For 35 years, Hughes has stuck to his guns and kept silent on what happened between him and Plath. Now, as out of a hat, he's produced 88 poems charting, in roughly chronological order, their life together, from when he first met her (“I was/Just hanging around, courting you/Afloat on the morning tide and tipsy feelings/Of my twenty-fifth year”) to when, 35 years after her death, he is left only with memories and what traces of her remain. “Remember how we picked the daffodils?/Nobody else remembers, but I remember,” he writes in one poem. And in another: “I remember your fingers. And your daughter's/ Fingers remember your fingers/In everything they do.”
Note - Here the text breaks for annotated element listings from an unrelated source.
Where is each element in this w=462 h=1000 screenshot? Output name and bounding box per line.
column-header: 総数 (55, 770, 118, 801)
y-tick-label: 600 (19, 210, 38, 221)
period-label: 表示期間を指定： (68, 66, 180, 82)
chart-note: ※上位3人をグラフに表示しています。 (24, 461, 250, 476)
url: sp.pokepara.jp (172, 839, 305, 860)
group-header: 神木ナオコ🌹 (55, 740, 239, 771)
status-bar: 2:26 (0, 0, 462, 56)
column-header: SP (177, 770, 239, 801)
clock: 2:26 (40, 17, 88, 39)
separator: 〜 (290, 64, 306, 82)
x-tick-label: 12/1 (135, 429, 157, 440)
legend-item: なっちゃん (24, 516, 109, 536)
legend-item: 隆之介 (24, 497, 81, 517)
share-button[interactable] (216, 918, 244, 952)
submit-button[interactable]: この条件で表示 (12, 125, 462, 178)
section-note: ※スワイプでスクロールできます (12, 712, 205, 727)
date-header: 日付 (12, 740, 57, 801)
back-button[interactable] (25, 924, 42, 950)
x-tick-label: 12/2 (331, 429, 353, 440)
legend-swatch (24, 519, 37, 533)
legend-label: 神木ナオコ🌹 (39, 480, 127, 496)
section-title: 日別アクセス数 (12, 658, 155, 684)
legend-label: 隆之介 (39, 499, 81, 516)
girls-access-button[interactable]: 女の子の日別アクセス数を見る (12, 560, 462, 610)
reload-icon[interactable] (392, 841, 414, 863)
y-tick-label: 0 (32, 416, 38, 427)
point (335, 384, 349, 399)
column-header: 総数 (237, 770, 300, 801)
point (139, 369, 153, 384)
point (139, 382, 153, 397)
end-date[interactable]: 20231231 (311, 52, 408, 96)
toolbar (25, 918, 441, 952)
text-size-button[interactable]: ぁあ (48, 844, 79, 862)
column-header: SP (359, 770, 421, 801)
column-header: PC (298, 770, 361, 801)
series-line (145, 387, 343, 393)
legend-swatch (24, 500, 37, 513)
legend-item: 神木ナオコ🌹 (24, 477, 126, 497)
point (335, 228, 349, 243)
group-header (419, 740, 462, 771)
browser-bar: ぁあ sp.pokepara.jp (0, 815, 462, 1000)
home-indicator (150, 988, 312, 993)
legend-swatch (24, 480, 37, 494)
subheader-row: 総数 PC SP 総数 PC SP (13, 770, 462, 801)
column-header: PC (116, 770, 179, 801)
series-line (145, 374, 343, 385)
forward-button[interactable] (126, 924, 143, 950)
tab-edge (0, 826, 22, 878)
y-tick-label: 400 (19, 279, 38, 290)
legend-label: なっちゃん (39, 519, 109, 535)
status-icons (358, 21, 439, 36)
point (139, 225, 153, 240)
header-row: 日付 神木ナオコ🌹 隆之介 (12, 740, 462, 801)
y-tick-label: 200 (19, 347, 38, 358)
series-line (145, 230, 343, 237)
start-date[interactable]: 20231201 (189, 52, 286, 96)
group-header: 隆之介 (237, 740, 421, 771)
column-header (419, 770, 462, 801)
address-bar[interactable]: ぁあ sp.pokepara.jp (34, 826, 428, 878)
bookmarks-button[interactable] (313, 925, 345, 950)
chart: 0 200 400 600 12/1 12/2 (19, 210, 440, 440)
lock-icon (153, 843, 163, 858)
In general, the poems are intimate and open when the relationship was good or at least still viable; they become increasingly hermetic as the relationship turns bad – which, of course, is the part everyone's interested in. Hughes knows this, and has no intention of giving satisfaction. Birthday Letters is Hughes' portrait of a marriage. It isn't legal testimony, it isn't a memoir, and it's certainly not a mea culpa. The book's most remarkable aspect may well be, in fact, that, having finally broken his silence, Hughes never really talks about Plath. Instead, he talks to her, as if she were still here and we, the readers, didn't exist at all. The effect of this is oddly moving, because Plath clearly remains a vivid part of Hughes' life.

According to the book, Hughes spent much of his marriage in the passive role, a kind of nursemaid to Plath's moods and rages. “I simply/Trod accompaniment, carried babies,” he writes at one point; elsewhere he describes himself as “the male lead in your drama.” To Hughes, clearly, the marriage was more about Plath than about him. His detractors will claim that he simply isn't examining himself very closely, and they may well be right. Nonetheless, Birthday Letters does succeed in revealing how the marriage felt to him – which, I guess, is the point. Unfortunately, for those not already clued in to the Plath/Hughes story, a lot of the book is not going to be very meaningful. Another, more serious, problem is that some of these poems aren't up to Hughes' own standard – too many of them feel like vaguely worked-up diary entries.

It was May. How had it started? WhatHad bared our edges? What quirky twistOf the moon's blade had set us, so early in the day,Bleeding each other? What had I done?

By the time Hughes finally gets around to answering all these questions, a lot of readers, I suspect, will have lost interest. There are many wonderful passages in Birthday Letters, but fewer fully achieved poems, and the book itself feels increasingly vague as it goes on, more a photograph album of random impressions (honeymoon in Spain, trip to the Grand Canyon, return to England, etc.) than a taut, fully realized work. It feels as if these were poems Hughes needed to write for therapeutic reasons rather than for poetic ones. What Birthday Letters could have done with is a bit of Plath's electricity.